Politicians, particularly from the EU, lecture us about the Schumpeterian economic remedy of innovation as the solution to the financial revival. The solution has merit in the medium term but the chemical industry knows that product innovations take 10-15 years and new plants take three to four years to build. Shareholders will not wait that long for innovation. So what can individual chemical firms do to attract customers now?
The time is ripe to look for extra business and some signs are good. The US has seen an uplift in ethylene, polyolefins, bio intermediates and fertilisers. Having a couple of new contracts makes one feel better about survival.
Just as in 2002, when a chemicals recovery was already under way, it is possible that some new clients are around but the industry is not aware of them. Understandably, given such uncertainty, firms are still reluctant to destroy their marketing teams, even if volumes are down by between 20% and 30% in Europe.
Part of the problem appears to be that chemicals sales and marketing structures in 2009 are still geared to the period 2005-2007, when ‘difficult’ and price sensitive customers were discouraged and many firms set targets for accounts sizes or volumes/ salesperson – for example, not less than 10 kt/year/ commodity. The mantra that 80% of sales come from just 20 large customers meant that smaller customers were handed to distributors, who often could not or would not support their needs. Surely it was better to ignore that Indian trading house and concentrate on firms like Lyondell, General Motors or Woolworths? Now, senior directors phone these core customers, asking ‘What do we need to do to get your business this year?’.
Another problem was an anti-marketing attitude reinforced by rampant Asian demand for mature products like polyethylene. Who needs market research in a boom? The industry often is its own customer, with products being sold down a defined value chain to reach consumer products or services, and these consumers are seeking value for money, often via new suppliers.
Clearly, however, new customers are vital and in time, small innovative firms may grow to become medium or even large clients.

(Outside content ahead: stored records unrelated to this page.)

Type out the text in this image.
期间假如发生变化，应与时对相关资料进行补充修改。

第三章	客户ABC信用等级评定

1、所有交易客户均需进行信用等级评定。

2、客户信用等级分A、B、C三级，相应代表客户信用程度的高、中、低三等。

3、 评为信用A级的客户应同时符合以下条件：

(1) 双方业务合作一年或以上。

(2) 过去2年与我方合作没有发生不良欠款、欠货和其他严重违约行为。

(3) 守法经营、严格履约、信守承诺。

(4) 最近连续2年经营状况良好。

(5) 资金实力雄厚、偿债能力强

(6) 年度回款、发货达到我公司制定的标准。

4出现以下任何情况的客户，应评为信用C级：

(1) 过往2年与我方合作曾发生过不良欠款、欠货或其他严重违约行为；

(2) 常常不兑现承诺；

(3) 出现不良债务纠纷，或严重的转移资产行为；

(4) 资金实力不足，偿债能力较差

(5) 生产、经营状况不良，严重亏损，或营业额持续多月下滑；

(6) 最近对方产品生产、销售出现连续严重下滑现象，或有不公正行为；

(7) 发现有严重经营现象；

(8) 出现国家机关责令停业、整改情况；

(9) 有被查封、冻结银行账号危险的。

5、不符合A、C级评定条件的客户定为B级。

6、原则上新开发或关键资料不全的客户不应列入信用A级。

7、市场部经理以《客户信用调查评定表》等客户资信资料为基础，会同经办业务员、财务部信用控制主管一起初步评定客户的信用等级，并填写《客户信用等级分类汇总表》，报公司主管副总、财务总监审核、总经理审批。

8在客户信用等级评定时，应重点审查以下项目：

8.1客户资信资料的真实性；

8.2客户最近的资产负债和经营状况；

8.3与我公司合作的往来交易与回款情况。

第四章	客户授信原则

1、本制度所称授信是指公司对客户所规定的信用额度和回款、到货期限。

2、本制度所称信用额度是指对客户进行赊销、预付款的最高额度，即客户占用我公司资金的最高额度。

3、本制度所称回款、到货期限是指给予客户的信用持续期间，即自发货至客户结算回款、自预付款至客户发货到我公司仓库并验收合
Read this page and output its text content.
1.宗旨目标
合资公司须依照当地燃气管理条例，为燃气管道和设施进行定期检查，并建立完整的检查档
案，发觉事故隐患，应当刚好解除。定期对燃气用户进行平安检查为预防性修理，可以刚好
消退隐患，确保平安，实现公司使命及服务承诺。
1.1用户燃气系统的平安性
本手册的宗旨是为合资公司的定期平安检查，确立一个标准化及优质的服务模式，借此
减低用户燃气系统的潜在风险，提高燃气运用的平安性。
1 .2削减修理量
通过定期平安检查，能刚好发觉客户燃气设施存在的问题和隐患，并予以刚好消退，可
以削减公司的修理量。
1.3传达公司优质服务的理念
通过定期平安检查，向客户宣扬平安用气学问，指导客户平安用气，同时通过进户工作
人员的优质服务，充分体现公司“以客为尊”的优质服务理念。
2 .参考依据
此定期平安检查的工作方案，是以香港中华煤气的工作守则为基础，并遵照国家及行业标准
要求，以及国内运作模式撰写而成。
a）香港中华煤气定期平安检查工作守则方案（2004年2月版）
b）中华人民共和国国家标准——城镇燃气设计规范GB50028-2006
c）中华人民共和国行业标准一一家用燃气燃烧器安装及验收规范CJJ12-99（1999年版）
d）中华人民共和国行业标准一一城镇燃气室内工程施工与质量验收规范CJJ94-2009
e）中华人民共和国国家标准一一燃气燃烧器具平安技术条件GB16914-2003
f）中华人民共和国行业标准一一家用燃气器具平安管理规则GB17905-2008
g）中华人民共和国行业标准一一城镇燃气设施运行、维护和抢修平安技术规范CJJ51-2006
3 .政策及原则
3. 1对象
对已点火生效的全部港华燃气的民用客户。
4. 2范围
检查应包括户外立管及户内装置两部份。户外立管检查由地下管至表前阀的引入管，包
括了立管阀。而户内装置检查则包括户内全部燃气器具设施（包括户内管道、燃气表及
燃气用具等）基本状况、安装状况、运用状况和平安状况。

The marketing challenge is to find these customers but this requires a new mindset. In 2009, it is not safe to assume that unusual enquiries from different regions or relatively new firms are not worth pursuing.
Firstly, many ‘new firms’ have recruited recently redundant but experienced staff from the petrochemical aristocracy, as agents, traders, consultants, ‘field forces’ and temporary managers, to solve problems like REACH or to source materials. These firms may not be obvious – we note, for example, a Kibbutz that has diversified into artificial marble and buys thousands of tons of resin.
Many of these ‘new clients’ know the chemical suppliers better than we know them. Years of cutbacks in marketing intelligence, reliance on internet information and on concentrating on those key or top 20 clients means it is difficult to know which converter is a future key account.